Itzik is to be praised for the modesty inherent in her statement: Here is a public figure who knows her limitations. She knows she was chosen as Knesset speaker not because she was the natural candidate for the position, but because she knew how to take advantage of opportune political circumstances.

She knows she must still prove that the choice was justified, that she has a long road ahead of her to become the supreme parliamentary authority in the Israeli legislature, that she must pass constitutional and political tests that are far from simple before she can be considered a national leader of the first order.

In other words, Itzik's statement contains recognition that the job of state president is too big for her at this moment in time, that she must first persuade the public that she is worthy of the position of Knesset speaker.

This self-awareness should be at the forefront of the minds of the politicians knocking on Ehud Olmert's door as he hands out cabinet portfolios.

Ehud Barak believed himself a political genius when he chose to assemble a cabinet that harnessed two horses that could not pull together - Shas and Meretz. "They will balance each other out," he said with self-confidence. He also believed that he could beat the system when he gave Shlomo Ben-Ami the public security portfolio, of all things, at the same time he placed David Levy at the helm of the Foreign Ministry.

Barak justified these acrobatics with sophisticated explanations, but reality responded by giving him a slap in the face. His government collapsed quickly because from the outset he did not found it on partners who shared basic harmony.

The results of his ministerial appointments could be seen, among other things, in the handling of the events of October 2000 in the Arab sector and of Israel's international status while he was premier.

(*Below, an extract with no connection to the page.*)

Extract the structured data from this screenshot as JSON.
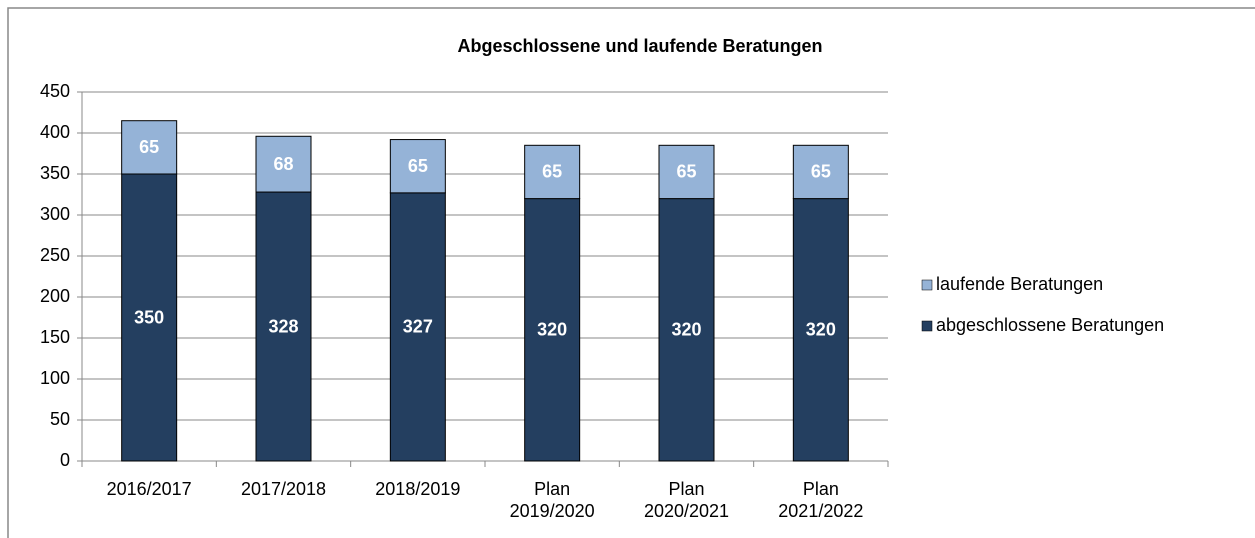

Ehud Olmert found it proper to choose Amir Peretz as defense minister, Abraham Hirchson as finance minister, and Avigdor Lieberman as minister of strategic affairs. And now he is about to make new appointments in a number of ministries.

The success of Peretz's tenure in the Defense Ministry can be gauged by the results of the second Lebanon war; the extent of Hirchson's suitability to head the treasury can be seen by the interest the police have taken in his involvement in the dealings of the Nili non-profit association, and the wisdom of involving Lieberman in the area of strategy can be judged by his heated statements in that regard.

Prime Minister Olmert must now determine whether to continue his mistaken path of appointments or to correct it. He must ask himself whether Ghaleb Majadele, whose appointment is welcome in itself because of its symbolic significance, is the right man to head the science and culture ministry (a question that could also have been posed regarding Matan Vilnai in the Barak cabinet), and if Roni Bar-On should occupy the justice minister's chair.

He must consider the significance of appointing an MK with racist opinions, like Esterina Tartman, to his cabinet, just as he is not exempt from scrutinizing whether placing the communications portfolio in the hands of Shas was a wise decision.

Olmert would respond that he is operating out of political exigencies. That is true; but the prime minister has some room to maneuver in filling cabinet posts and distributing portfolios among the parties. He must avoid, first and foremost, creating a built-in conflict between the bearer of a portfolio and the ministry he or she has been given to head.

People who have been entrusted with important governmental duties must deal with crises that reveal their personal suitability for the position. Look at the behavior of President Katsav and the judgment Haim Ramon demonstrated in recent weeks.

Why, from the outset, choose politicians for jobs that are too big for them? Olmert, and especially those who are competing for the vacant cabinet portfolios, would be well advised to learn from Dalia Itzik.